Here are a few operations that don’t need much explanation, but which are good to know.

There are lots of arithmetic functions you may want to apply to your data frame, covering those would be a course in itself (there is some starting material here). Our lessons will cover some additional summary statistical functions in a subsequent lesson, but overall we will focus on data cleaning and visualization.

You can use functions like mean(), min(), max() on an individual column. Let’s look at the “DP” or filtered depth. This value shows the number of filtered reads that support each of the reported variants.

max(variants$DP)
## [1] 79

You can sort a data frame using the order() function:

sorted_by_DP <- variants[order(variants$DP), ]
head(sorted_by_DP$DP)
## [1] 2 2 2 2 2 2

Exercise

The order() function lists values in increasing order by default. Look at the documentation for this function and change sorted_by_DP to start with variants with the greatest filtered depth (“DP”).

You can rename columns:

colnames(variants)[colnames(variants) == "sample_id"] <- "strain"

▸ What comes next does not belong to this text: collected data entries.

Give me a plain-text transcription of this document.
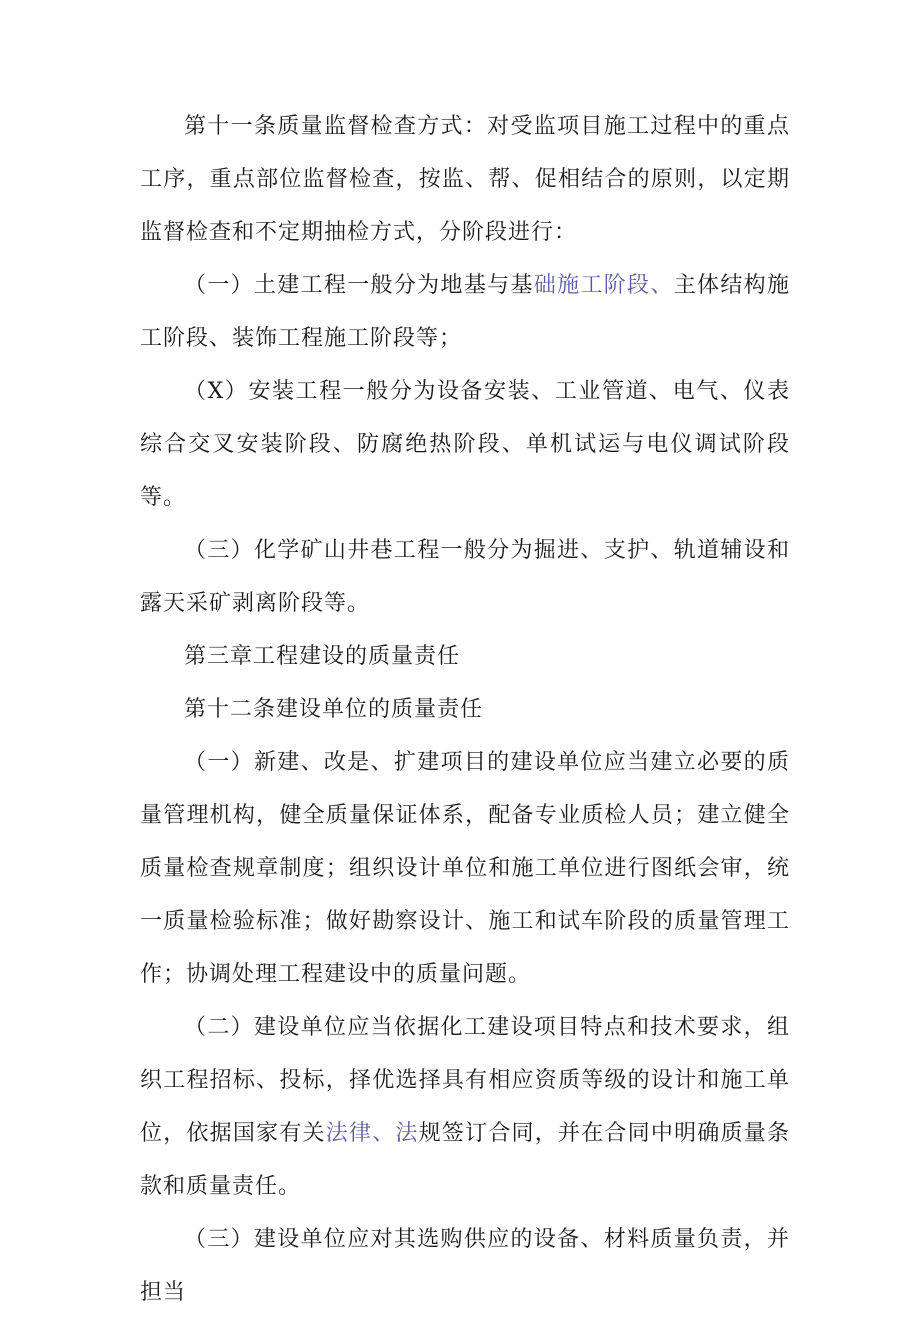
第十一条质量监督检查方式：对受监项目施工过程中的重点工序，重点部位监督检查，按监、帮、促相结合的原则，以定期监督检查和不定期抽检方式，分阶段进行：

（一）土建工程一般分为地基与基础施工阶段、主体结构施工阶段、装饰工程施工阶段等；

（X）安装工程一般分为设备安装、工业管道、电气、仪表综合交叉安装阶段、防腐绝热阶段、单机试运与电仪调试阶段等。

（三）化学矿山井巷工程一般分为掘进、支护、轨道辅设和露天采矿剥离阶段等。

第三章工程建设的质量责任

第十二条建设单位的质量责任

（一）新建、改是、扩建项目的建设单位应当建立必要的质量管理机构，健全质量保证体系，配备专业质检人员；建立健全质量检查规章制度；组织设计单位和施工单位进行图纸会审，统一质量检验标准；做好勘察设计、施工和试车阶段的质量管理工作；协调处理工程建设中的质量问题。

（二）建设单位应当依据化工建设项目特点和技术要求，组织工程招标、投标，择优选择具有相应资质等级的设计和施工单位，依据国家有关法律、法规签订合同，并在合同中明确质量条款和质量责任。

（三）建设单位应对其选购供应的设备、材料质量负责，并担当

# check the column name (hint names are returned as a vector)
colnames(variants)
##  [1] "strain"        "CHROM"         "POS"           "ID"           
##  [5] "REF"           "ALT"           "QUAL"          "FILTER"       
##  [9] "INDEL"         "IDV"           "IMF"           "DP"           
## [13] "VDB"           "RPB"           "MQB"           "BQB"          
## [17] "MQSB"          "SGB"           "MQ0F"          "ICB"          
## [21] "HOB"           "AC"            "AN"            "DP4"          
## [25] "MQ"            "Indiv"         "gt_PL"         "gt_GT"        
## [29] "gt_GT_alleles"

Saving your data frame to a file

We can save data to a file. We will save our SRR2584863_variants object to a .csv file using the write.csv() function:

write.csv(SRR2584863_variants, file = "SRR2584863_variants.csv")

The write.csv() function has some additional arguments listed in the help, but at a minimum you need to tell it what data frame to write to file, and give a path to a file name in quotes (if you only provide a file name, the file will be written in the current working directory).